All of which is an attempt at saying, I think "magic is only bad in this book until suddenly it's not" is an over-simplification.

Date: 2024-03-18 09:15 pm (UTC)
oracne: turtle (Default)
From: [personal profile] oracne
I just realized I haven't re-read this book since the century turned. Whoa.

Date: 2024-03-20 02:30 pm (UTC)
oracne: turtle (Default)
From: [personal profile] oracne
I probably need to read a whole set of books all over again, because I remember so little of them.

Date: 2024-03-18 09:54 pm (UTC)
rushthatspeaks: (Default)
From: [personal profile] rushthatspeaks
But Tehanu is the dragon. The same way the Woman of Kemay is the dragon. That paradox is (paradoxically) the resolution of the plot. The evil men would not die, and Tenar and Ged and Tehanu could not live on the way they do, if Tehanu were not the dragon, and all of them know it. Kalessin would not offer to take Tehanu otherwise, and she will eventually go, but not yet, because that's outside the bounds of this story and maybe outside the bounds of story at all...

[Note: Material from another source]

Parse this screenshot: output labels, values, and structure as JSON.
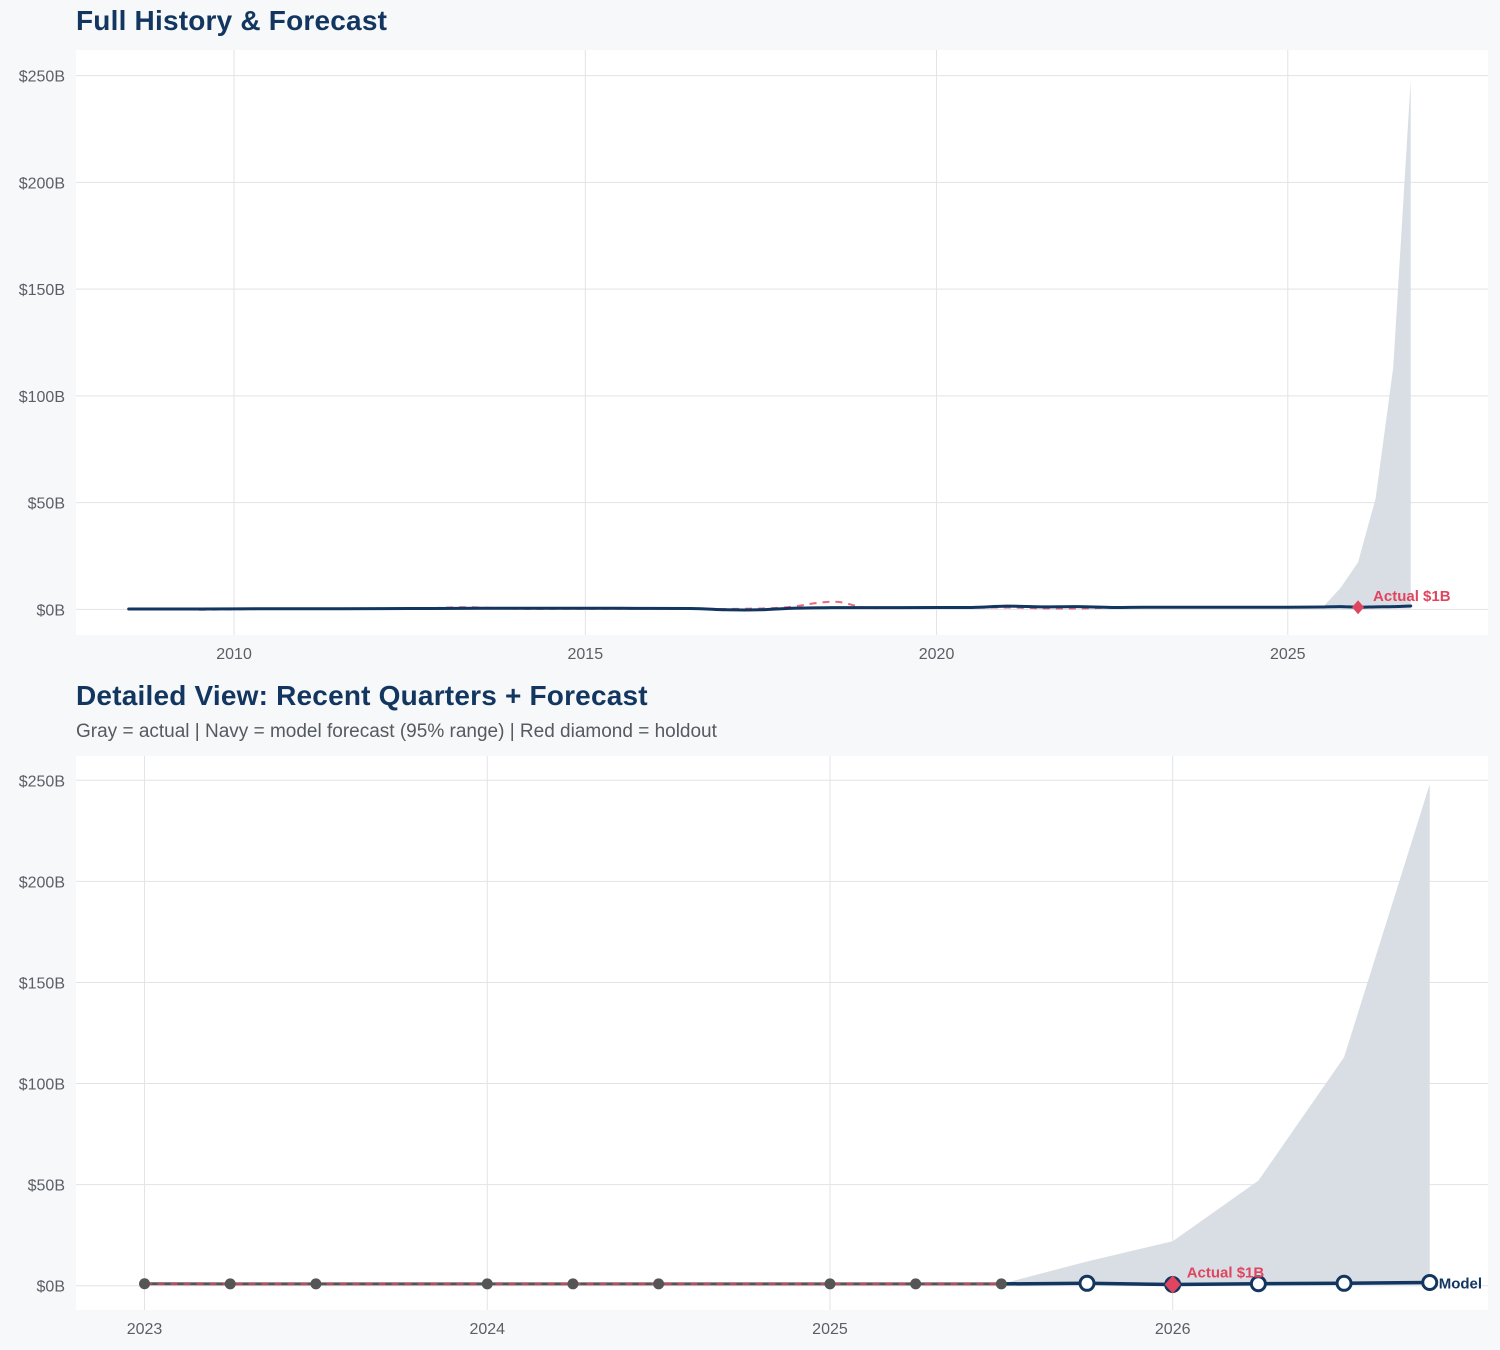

Date: 2024-03-23 05:02 pm (UTC)
cahn: (Default)
From: [personal profile] cahn
What [personal profile] rushthatspeaks says is the book I remember too. Your not being sure that it's the book you read is interesting; I should read it again and see what I think.

(I don't think it's a satisfying resolution of the plot, in a book that -- as [personal profile] rachelmanija says -- is also trying to do something that is not about that. But that's a different question.)